Ah, Glamour. The magazine to which eight million women turn for tips on reigniting stale sex lives and that oh-so-perfect pedicure. February’s edition also devotes six pages to “Living and Loving with AIDS,” a profile of eight heterosexual couples dealing with HIV. What? No gays? Author Jennifer Wolff didn’t want to allow her readers to dismiss AIDS as “just” a homosexual issue. “Denial makes us [heterosexuals] feel safe,” she says in her intro. “These couples prove we’re not.” Kristine Larsen’s exquisite black-and-white photos show some beautiful people, while the text tells the story in the subjects’ own words. OK, so there are plenty of pulls at the heartstrings—“Never in my life have I felt so loved for who I am as opposed to what I look like,” says one woman. But hey, if sentiment’s the hook that makes Glamour’s readers think more seriously about AIDS, then bring on the blubbering.
   
The daughter of an AIDS doctor, Wolff wisely fought to avoid saying how her subjects caught HIV, not wanting to “feed into the prejudice,” although she was ultimately unable to thwart a somewhat unnecessary editorial remark about “former lovers [and] IV drug use.” And while she frets about not mentioning safer sex practices, something she refers to only in passing should come through loud and clear to Glamour’s female readers—seven of the eight women profiled were HIV positive, while only four of the eight men were.

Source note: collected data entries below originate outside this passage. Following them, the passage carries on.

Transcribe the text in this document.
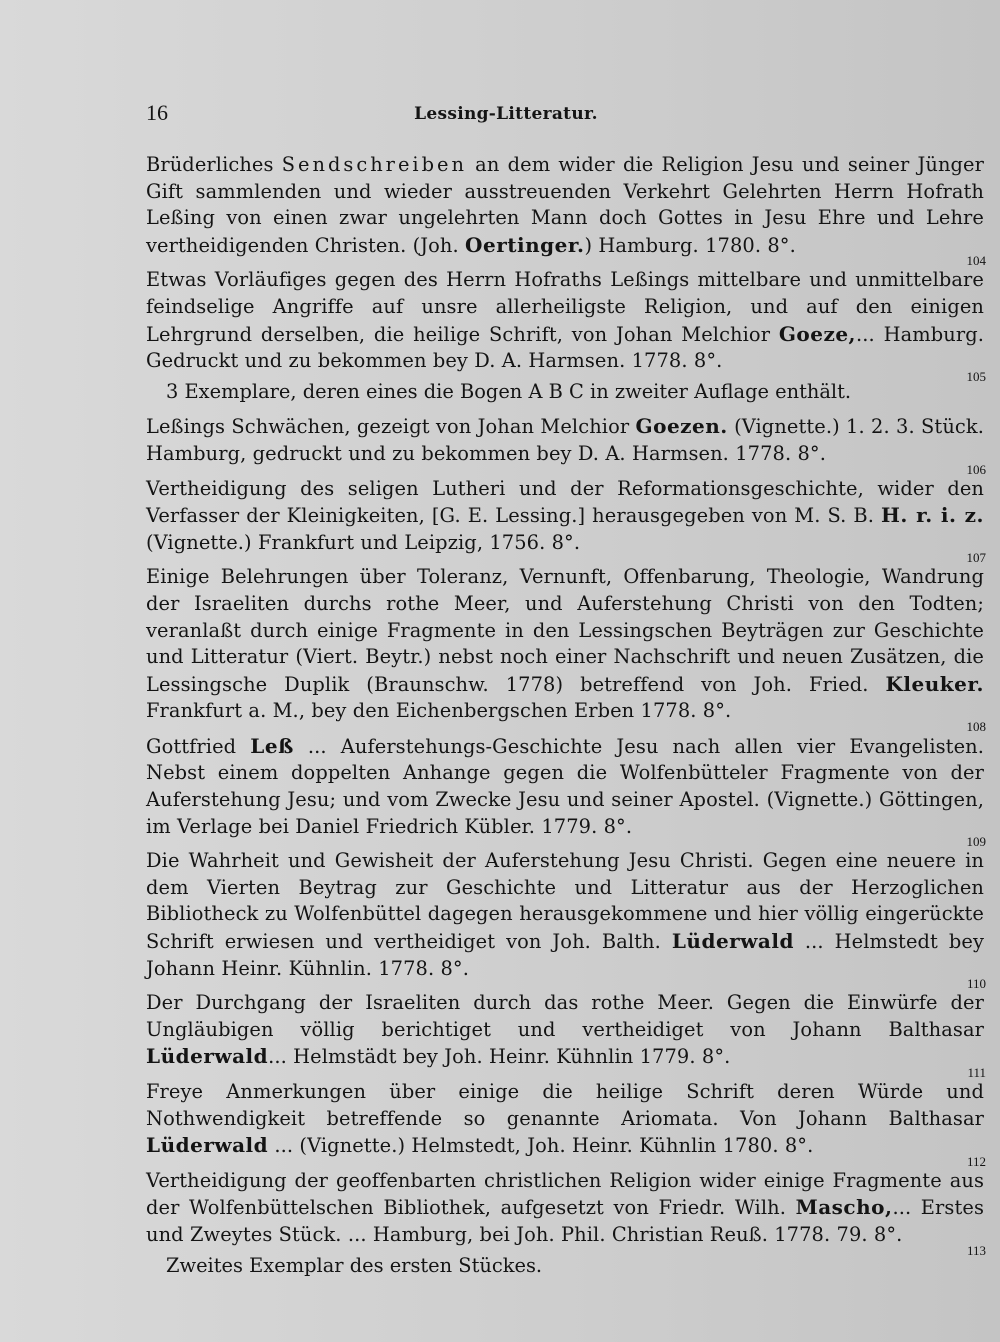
16	Lessing-Litteratur.

Brüderliches Sendschreiben an dem wider die Religion Jesu und seiner Jünger Gift sammlenden und wieder ausstreuenden Verkehrt Gelehrten Herrn Hofrath Leßing von einen zwar ungelehrten Mann doch Gottes in Jesu Ehre und Lehre vertheidigenden Christen. (Joh. Oertinger.) Hamburg. 1780. 8°.

104

Etwas Vorläufiges gegen des Herrn Hofraths Leßings mittelbare und unmittelbare feindselige Angriffe auf unsre allerheiligste Religion, und auf den einigen Lehrgrund derselben, die heilige Schrift, von Johan Melchior Goeze,... Hamburg. Gedruckt und zu bekommen bey D. A. Harmsen. 1778. 8°.

105

3 Exemplare, deren eines die Bogen A B C in zweiter Auflage enthält.

Leßings Schwächen, gezeigt von Johan Melchior Goezen. (Vignette.) 1. 2. 3. Stück. Hamburg, gedruckt und zu bekommen bey D. A. Harmsen. 1778. 8°.

106

Vertheidigung des seligen Lutheri und der Reformationsgeschichte, wider den Verfasser der Kleinigkeiten, [G. E. Lessing.] herausgegeben von M. S. B. H. r. i. z. (Vignette.) Frankfurt und Leipzig, 1756. 8°.

107

Einige Belehrungen über Toleranz, Vernunft, Offenbarung, Theologie, Wandrung der Israeliten durchs rothe Meer, und Auferstehung Christi von den Todten; veranlaßt durch einige Fragmente in den Lessingschen Beyträgen zur Geschichte und Litteratur (Viert. Beytr.) nebst noch einer Nachschrift und neuen Zusätzen, die Lessingsche Duplik (Braunschw. 1778) betreffend von Joh. Fried. Kleuker. Frankfurt a. M., bey den Eichenbergschen Erben 1778. 8°.

108

Gottfried Leß ... Auferstehungs-Geschichte Jesu nach allen vier Evangelisten. Nebst einem doppelten Anhange gegen die Wolfenbütteler Fragmente von der Auferstehung Jesu; und vom Zwecke Jesu und seiner Apostel. (Vignette.) Göttingen, im Verlage bei Daniel Friedrich Kübler. 1779. 8°.

109

Die Wahrheit und Gewisheit der Auferstehung Jesu Christi. Gegen eine neuere in dem Vierten Beytrag zur Geschichte und Litteratur aus der Herzoglichen Bibliotheck zu Wolfenbüttel dagegen herausgekommene und hier völlig eingerückte Schrift erwiesen und vertheidiget von Joh. Balth. Lüderwald ... Helmstedt bey Johann Heinr. Kühnlin. 1778. 8°.

110

Der Durchgang der Israeliten durch das rothe Meer. Gegen die Einwürfe der Ungläubigen völlig berichtiget und vertheidiget von Johann Balthasar Lüderwald... Helmstädt bey Joh. Heinr. Kühnlin 1779. 8°.

111

Freye Anmerkungen über einige die heilige Schrift deren Würde und Nothwendigkeit betreffende so genannte Ariomata. Von Johann Balthasar Lüderwald ... (Vignette.) Helmstedt, Joh. Heinr. Kühnlin 1780. 8°.

112

Vertheidigung der geoffenbarten christlichen Religion wider einige Fragmente aus der Wolfenbüttelschen Bibliothek, aufgesetzt von Friedr. Wilh. Mascho,... Erstes und Zweytes Stück. ... Hamburg, bei Joh. Phil. Christian Reuß. 1778. 79. 8°.

113

Zweites Exemplar des ersten Stückes.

AIDS is spreading fastest among straight women, and this piece is a warning of what could be at stake.

Big Bully
Ed Bradley’s piece in the February 5 60 Minutes praised Camp Birch, a retreat for inner-city families dealing with HI. I’ll bet Birch in New York City is getting lots of donations.
   
But Ed, Ed, Ed. Bradley introduces us to the bucolic country setting by calling it “a place where special kids are allowed to feel ordinary again” (how I hate the word “special”). Then he rams a microphone into the face of an adorable, jug-eared little boy to ask in a voice dripping with pity and doom, “Are any of the kids in school afraid of you because you have AIDS? Do you feel like you have a secret?”
   
As the child answered in monosyllables I wanted to shout, well actually I did shout, “Leave him alone! He’s there to forget his problems for a few lousy days! Drip on someone your own size, Ed!” On balance, some coverage about AIDS remains better than no coverage about AIDS.

Carson City
Everyone seems to have known unknown Mark Carson. He is profiled in both Entertainment Weekly and Premiere as part of their now-annual tributes to those in the entertainment industry lost to AIDS. So maybe Mark was peripheral (at best) to the movies, but Jesse Green writes a sweet, sweet memorial to his friend in February’s Premiere, trying to make the reader aware that Hollywood is more than just stars, and even the loss of a seemingly tiny cog causes ripples that can be felt far and wide. Accompanying the tribute is a simple list of 86 people from the film industry who have died of AIDS in the past year; their number, more than their fame, dramatizes the impact of their passing.
   
As sweet as Green’s essay is, a similar tribute in the December 2, 1994 Entertainment Weekly makes clearer, stronger point. Edited by Maggie Murphy and (POZ Entertainment Editor) Casey Davidson, their eight pages is hard to skip, especially when it’s eight pages of faces: 137 handsome, smiling faces from all phases of the industry, from Randy Shilts to Pedro Zamora to, yes, Mark Carson. Mark is given an extra-long bio, partially because he was an associate editor at EW, but mostly because his “Real vocation was making friends.” Just one more person I wish I had known. “They say that until it hits home, people think of AIDS as someone else’s problem,” EW muses. The magazine’s firm stance has helped bring AIDS home for more than two million readers.

Negative Reinforcement
Michelangelo Signorile once again stomps all over gay sexual taboos in the March 1995 issue of Out. This time, he exposes the hypocrisy and conflicts every gay man has regarding safer sex. He makes two good points. With all the attention given to HIV positive people, he says gays should develop a support system for HIV negative people to make sure they stay that way. Signorile writes: “Having repeatedly tested negative through the late ‘80s and early ‘90s, I began to feel falsely confident—as if I were somehow immune to HIV.” Then he quite rightly points out that HIV positive people can be too often coddled and not often enough held accountable for irresponsible sexual behavior. This is definitely a message we need to hear more often.